Why an Erasmus Internship?
When I came to the University of Bremen I already studied at two other Universities before, so I had a summer semester without any courses. I wanted to travel during this time but I also wanted to get an insight view of my future profession, so I decided to do an internship. It quickly became clear that the destination has to be Spain or Portugal. I spent weeks looking for suitable institutes and research groups and at the end I had found four projects that I found interesting and whose location has also addressed me. Two of the three answers I got were positive so I even had the opportunity to choose and I decided to go to CIBIO in Porto. The paperwork was done quickly and I was able to focus on further plannings.

How did I get there and where did I sleep?
For years, I had the idea to drive a campervan across Europe and the internship looked just perfect for doing so. So I bought a car and converted it into a campervan over the winter. This had the advantage that I was mobile on the spot and at the same time had a place to live. I then set off one month before the start of the internship so that I had enough time to explore the north of Spain. During the internship I mostly slept on a beach parking lot near the institute or on a nearby camping site.

First part of the internship:
For the first few weeks I familiarized myself with everyday life at the institute. I was very well received in the working group and was able to bring in ideas from day one. During the first phase of my internship, I developed a project with my supervisor on which I should work on for the rest of the time. The first month was used to work me in and I was able to go on several fieldwork trips, for example to the Algarve or to the North to the border to Spain. In the process, I acquired the necessary methods that allowed me to work completely independently in the second phase.

Second part:
In the second month of the internship, I went on an almost one-month fieldwork trip through Portugal. Also here was my campervan of enormous advantage and main reason why I could realize exactly this project. I was able to collect data on almost 30 beaches along the entire Portuguese Atlantic coast and at the same time get to know the country and its culture.

Final part:
After my field work trip my main task was to digitize the collected data and to process it for the following analysis. As part of the analysis I got an introduction to the coding language R. The evaluation was then discussed in the working group and we came to the conclusion that it would be beneficial to collect data in Galicia as well. I had to go to Galicia on my way back home anyway so I used my upcoming departure to collect the additional data.
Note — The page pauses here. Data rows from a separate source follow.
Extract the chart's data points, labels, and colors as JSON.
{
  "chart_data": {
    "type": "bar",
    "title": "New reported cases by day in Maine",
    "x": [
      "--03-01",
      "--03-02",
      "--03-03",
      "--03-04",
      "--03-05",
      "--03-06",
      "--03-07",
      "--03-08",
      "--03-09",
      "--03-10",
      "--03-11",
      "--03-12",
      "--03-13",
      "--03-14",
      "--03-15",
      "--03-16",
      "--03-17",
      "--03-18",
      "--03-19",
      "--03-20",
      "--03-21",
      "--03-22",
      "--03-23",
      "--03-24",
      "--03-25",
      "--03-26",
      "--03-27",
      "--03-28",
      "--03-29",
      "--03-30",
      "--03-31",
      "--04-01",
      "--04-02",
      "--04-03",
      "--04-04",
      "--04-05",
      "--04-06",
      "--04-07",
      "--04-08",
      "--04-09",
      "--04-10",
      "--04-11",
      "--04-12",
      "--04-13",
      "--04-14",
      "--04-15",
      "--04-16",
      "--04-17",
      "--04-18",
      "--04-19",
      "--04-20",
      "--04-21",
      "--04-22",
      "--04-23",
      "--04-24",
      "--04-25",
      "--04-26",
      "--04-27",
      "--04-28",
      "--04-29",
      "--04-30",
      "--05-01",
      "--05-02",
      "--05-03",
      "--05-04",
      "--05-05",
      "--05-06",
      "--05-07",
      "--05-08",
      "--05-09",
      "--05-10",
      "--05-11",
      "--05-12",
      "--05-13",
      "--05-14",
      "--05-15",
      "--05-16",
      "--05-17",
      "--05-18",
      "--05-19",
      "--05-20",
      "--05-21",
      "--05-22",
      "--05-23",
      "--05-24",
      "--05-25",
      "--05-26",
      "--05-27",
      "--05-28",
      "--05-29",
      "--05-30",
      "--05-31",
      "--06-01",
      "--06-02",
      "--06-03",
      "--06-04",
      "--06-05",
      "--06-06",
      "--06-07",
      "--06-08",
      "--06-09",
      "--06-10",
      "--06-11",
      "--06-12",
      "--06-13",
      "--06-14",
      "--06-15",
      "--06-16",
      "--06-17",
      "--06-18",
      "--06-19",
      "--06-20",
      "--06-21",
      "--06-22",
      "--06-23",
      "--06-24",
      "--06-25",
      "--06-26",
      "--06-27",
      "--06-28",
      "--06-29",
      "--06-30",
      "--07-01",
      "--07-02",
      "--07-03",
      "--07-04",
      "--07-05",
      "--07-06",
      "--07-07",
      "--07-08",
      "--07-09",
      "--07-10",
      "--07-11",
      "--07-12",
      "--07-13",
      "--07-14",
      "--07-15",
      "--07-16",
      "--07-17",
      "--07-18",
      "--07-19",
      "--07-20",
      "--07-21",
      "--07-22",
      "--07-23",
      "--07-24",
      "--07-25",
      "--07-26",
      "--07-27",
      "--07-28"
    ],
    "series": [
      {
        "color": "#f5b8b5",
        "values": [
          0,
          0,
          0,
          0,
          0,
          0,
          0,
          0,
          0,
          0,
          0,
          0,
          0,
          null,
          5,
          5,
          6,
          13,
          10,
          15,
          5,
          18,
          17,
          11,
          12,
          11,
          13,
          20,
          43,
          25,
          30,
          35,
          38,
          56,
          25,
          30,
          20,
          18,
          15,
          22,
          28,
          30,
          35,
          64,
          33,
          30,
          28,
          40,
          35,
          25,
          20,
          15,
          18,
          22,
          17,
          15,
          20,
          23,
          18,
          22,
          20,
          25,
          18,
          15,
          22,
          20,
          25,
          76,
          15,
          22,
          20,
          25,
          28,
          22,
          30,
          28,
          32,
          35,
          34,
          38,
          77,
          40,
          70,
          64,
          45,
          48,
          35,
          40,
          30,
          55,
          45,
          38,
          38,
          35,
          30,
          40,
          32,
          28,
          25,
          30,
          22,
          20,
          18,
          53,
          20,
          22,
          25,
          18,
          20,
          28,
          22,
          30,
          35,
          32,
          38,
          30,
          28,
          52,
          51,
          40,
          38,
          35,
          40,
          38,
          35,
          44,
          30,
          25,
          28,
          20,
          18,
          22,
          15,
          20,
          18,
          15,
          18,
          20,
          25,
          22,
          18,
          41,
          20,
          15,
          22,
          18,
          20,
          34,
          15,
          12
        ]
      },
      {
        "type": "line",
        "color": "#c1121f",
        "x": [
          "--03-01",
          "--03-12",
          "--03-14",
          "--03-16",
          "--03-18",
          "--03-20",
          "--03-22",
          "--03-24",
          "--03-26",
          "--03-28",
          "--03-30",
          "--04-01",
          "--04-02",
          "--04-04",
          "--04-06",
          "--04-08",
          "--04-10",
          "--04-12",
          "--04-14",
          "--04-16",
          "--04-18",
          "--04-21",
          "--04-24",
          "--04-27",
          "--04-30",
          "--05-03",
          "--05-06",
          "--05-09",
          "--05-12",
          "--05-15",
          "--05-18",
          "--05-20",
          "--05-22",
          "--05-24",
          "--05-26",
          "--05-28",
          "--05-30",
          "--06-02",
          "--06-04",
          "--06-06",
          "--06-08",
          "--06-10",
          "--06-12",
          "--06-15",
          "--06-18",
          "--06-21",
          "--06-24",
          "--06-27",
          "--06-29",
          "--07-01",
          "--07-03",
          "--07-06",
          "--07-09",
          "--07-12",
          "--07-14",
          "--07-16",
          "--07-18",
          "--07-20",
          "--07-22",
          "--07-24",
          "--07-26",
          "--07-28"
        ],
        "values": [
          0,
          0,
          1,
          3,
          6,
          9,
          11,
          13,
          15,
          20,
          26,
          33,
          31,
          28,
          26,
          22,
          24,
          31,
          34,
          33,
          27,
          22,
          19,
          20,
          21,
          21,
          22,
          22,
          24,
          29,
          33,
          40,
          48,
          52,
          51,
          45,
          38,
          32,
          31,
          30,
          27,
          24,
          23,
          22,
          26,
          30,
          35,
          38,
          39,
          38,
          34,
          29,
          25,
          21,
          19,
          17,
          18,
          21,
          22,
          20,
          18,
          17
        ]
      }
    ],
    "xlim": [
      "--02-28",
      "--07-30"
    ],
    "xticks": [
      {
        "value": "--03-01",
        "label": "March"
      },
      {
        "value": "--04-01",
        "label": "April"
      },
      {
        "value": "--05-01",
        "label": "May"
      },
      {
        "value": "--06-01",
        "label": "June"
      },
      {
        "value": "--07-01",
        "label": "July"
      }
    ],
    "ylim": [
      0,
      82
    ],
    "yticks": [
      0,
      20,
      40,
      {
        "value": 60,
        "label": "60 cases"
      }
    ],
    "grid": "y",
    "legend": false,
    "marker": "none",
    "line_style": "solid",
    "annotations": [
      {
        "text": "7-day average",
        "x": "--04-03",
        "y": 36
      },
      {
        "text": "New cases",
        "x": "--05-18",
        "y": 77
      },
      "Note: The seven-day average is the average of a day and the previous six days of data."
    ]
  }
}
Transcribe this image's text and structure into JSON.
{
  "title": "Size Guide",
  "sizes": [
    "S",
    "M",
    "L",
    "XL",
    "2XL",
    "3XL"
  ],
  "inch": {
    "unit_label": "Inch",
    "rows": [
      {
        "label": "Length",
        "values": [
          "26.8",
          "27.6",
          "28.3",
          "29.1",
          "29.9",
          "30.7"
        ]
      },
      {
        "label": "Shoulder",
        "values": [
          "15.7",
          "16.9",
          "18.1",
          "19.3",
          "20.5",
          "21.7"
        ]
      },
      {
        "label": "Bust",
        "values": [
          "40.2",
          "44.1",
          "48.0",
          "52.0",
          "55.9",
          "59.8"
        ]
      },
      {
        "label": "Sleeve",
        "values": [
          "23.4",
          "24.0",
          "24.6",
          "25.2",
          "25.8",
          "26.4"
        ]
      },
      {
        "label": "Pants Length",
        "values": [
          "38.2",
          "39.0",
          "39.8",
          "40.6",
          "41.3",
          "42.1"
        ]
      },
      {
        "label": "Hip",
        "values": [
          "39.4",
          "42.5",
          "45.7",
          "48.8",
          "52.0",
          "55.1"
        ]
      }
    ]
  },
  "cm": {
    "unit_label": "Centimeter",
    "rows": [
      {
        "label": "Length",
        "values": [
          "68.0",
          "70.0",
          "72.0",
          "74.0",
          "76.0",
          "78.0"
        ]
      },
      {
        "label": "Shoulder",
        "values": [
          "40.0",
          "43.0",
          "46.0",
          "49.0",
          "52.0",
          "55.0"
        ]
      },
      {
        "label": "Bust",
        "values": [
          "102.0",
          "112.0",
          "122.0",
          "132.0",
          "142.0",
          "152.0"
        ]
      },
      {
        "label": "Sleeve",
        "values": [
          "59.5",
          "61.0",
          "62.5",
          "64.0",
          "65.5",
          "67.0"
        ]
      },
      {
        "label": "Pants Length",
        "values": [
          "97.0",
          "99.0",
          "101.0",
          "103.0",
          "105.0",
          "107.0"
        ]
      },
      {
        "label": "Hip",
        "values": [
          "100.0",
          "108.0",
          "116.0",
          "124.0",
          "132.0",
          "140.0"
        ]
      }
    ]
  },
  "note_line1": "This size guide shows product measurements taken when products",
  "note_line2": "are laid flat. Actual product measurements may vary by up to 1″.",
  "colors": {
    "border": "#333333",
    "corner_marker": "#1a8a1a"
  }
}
After I arrived back in Germany and the analysis of the data was completed, I had the opportunity to summarize the collected data in a research paper. I am still in contact with my supervisor and I am still working on the research paper so I can hopefully publish it soon.

Conclusion:
All in all, I am very satisfied with my 3-month erasmus internship. I have learned a lot through my work at the institute, which will be very beneficial to me on my future academic path. I was able to meet wonderful people and make friends who go beyond the time of the internship. I had the chance to drive the entire Portuguese coast, from the beautiful sandy beaches of the Algarve to the Green North, which gave me a little insight into the great culture of Portugal. Life in Campervan worked amazingly well and the fact that I was traveling alone as a woman was hardly a problem. I can only recommend a erasmus internship and would (and will) repeat.